ESPAÑA EN QUIEBRA: Zapatero avisa de que está listo para un 'decretazo'

JUAN EMILIO MAÍLLO / Madrid
Zapatero avisa de que está listo para un 'decretazo'
Las reuniones que el presidente del Gobierno, José Luis Rodríguez Zapatero, mantuvo el pasado jueves con los máximos responsables de Comisiones Obreras, UGT, CEOE y Cepyme sirvió para algo más que para explicar el duro ajuste económico impuesto por el jefe del Ejecutivo.
Zapatero aprovechó para testar el grado de cocción de la reforma del mercado de trabajo que sindicatos y patronal llevan preparando con el Gobierno desde inicios del presente año, tras el fallido intento del pasado.

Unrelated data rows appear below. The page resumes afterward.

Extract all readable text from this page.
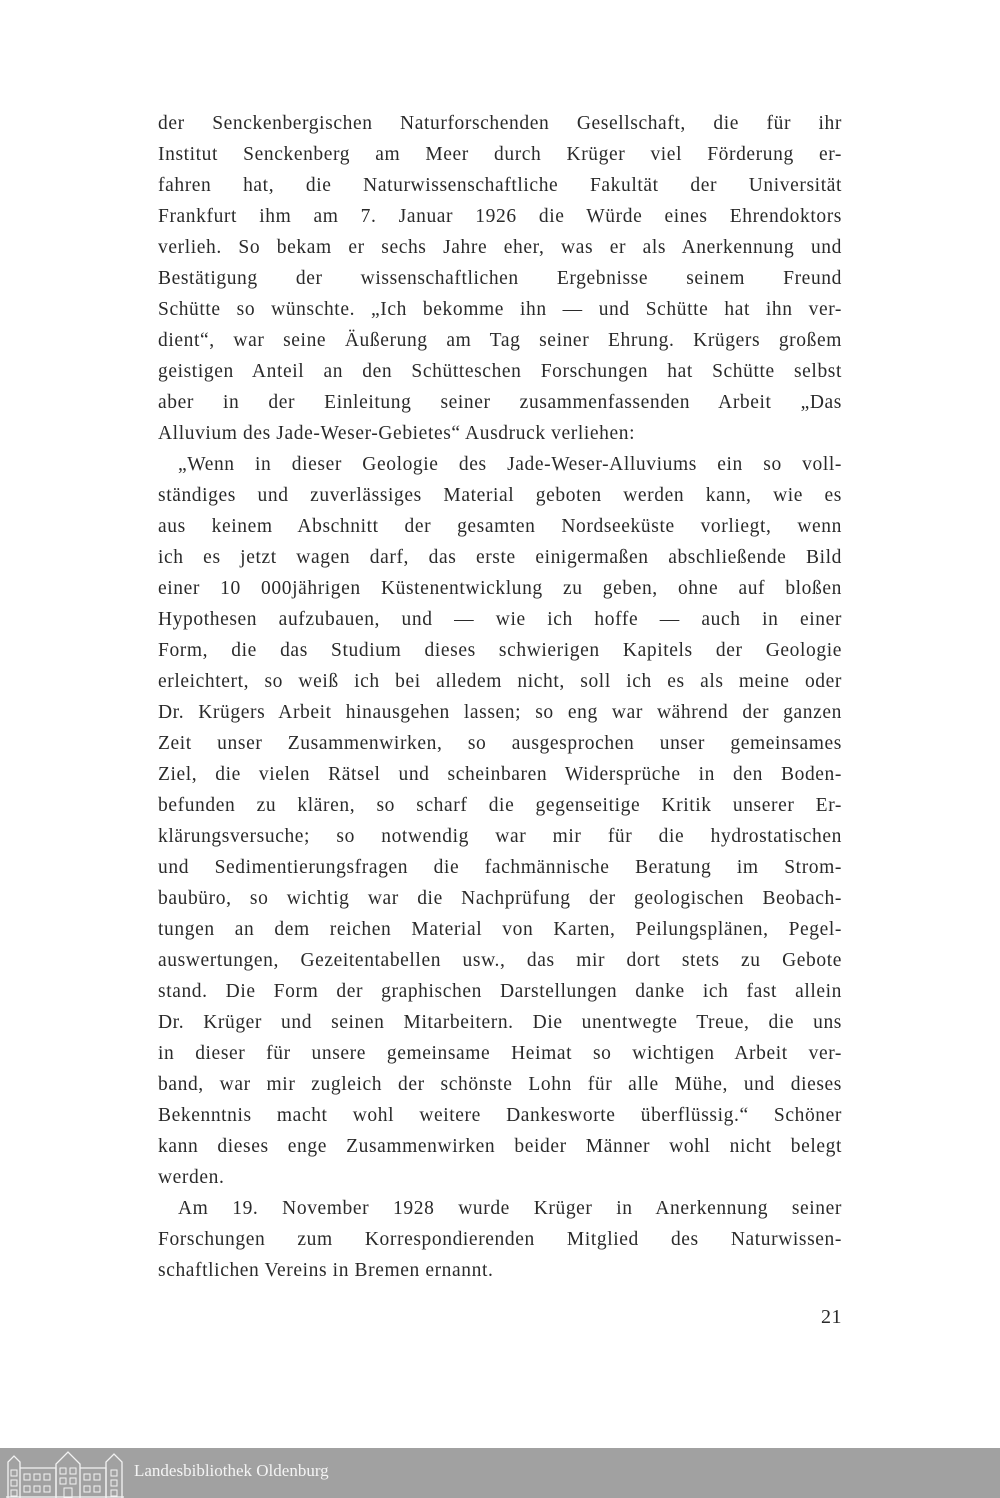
der Senckenbergischen Naturforschenden Gesellschaft, die für ihr
Institut Senckenberg am Meer durch Krüger viel Förderung er-
fahren hat, die Naturwissenschaftliche Fakultät der Universität
Frankfurt ihm am 7. Januar 1926 die Würde eines Ehrendoktors
verlieh. So bekam er sechs Jahre eher, was er als Anerkennung und
Bestätigung der wissenschaftlichen Ergebnisse seinem Freund
Schütte so wünschte. „Ich bekomme ihn — und Schütte hat ihn ver-
dient“, war seine Äußerung am Tag seiner Ehrung. Krügers großem
geistigen Anteil an den Schütteschen Forschungen hat Schütte selbst
aber in der Einleitung seiner zusammenfassenden Arbeit „Das
Alluvium des Jade-Weser-Gebietes“ Ausdruck verliehen:
„Wenn in dieser Geologie des Jade-Weser-Alluviums ein so voll-
ständiges und zuverlässiges Material geboten werden kann, wie es
aus keinem Abschnitt der gesamten Nordseeküste vorliegt, wenn
ich es jetzt wagen darf, das erste einigermaßen abschließende Bild
einer 10 000jährigen Küstenentwicklung zu geben, ohne auf bloßen
Hypothesen aufzubauen, und — wie ich hoffe — auch in einer
Form, die das Studium dieses schwierigen Kapitels der Geologie
erleichtert, so weiß ich bei alledem nicht, soll ich es als meine oder
Dr. Krügers Arbeit hinausgehen lassen; so eng war während der ganzen
Zeit unser Zusammenwirken, so ausgesprochen unser gemeinsames
Ziel, die vielen Rätsel und scheinbaren Widersprüche in den Boden-
befunden zu klären, so scharf die gegenseitige Kritik unserer Er-
klärungsversuche; so notwendig war mir für die hydrostatischen
und Sedimentierungsfragen die fachmännische Beratung im Strom-
baubüro, so wichtig war die Nachprüfung der geologischen Beobach-
tungen an dem reichen Material von Karten, Peilungsplänen, Pegel-
auswertungen, Gezeitentabellen usw., das mir dort stets zu Gebote
stand. Die Form der graphischen Darstellungen danke ich fast allein
Dr. Krüger und seinen Mitarbeitern. Die unentwegte Treue, die uns
in dieser für unsere gemeinsame Heimat so wichtigen Arbeit ver-
band, war mir zugleich der schönste Lohn für alle Mühe, und dieses
Bekenntnis macht wohl weitere Dankesworte überflüssig.“ Schöner
kann dieses enge Zusammenwirken beider Männer wohl nicht belegt
werden.
Am 19. November 1928 wurde Krüger in Anerkennung seiner
Forschungen zum Korrespondierenden Mitglied des Naturwissen-
schaftlichen Vereins in Bremen ernannt.
21
Landesbibliothek Oldenburg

El presidente dejó claro a sus interlocutores que, o se ponen de acuerdo de forma inmediata, o habrá reforma laboral por decreto, el manido decretazo que se llevan a la boca los sindicatos cuando se saca adelante cualquier reforma sin su visto bueno.
El mensaje fue recibido por Ignacio Fernández Toxo (CCOO), Cándido Méndez (UGT), Gerardo Díaz Ferrán (CEOE) y Jesús Bárcenas (Cepyme).
Y tres de los interlocutores, según la información recabada por EL MUNDO, están dispuestos a cumplir la orden del presidente. No tanto por esa amenaza de legislar, como por el hecho de que las partes son conscientes de que, tras meses de trabajo, no ha lugar para marear más la perdiz.
¿Quién es la excepción de los cuatro patas del diálogo social? El presidente de la CEOE, Gerardo Díaz Ferrán, quien no está por la labor de suscribir en estos momentos una reforma que considera alejada de los planteamientos que requieren las empresas.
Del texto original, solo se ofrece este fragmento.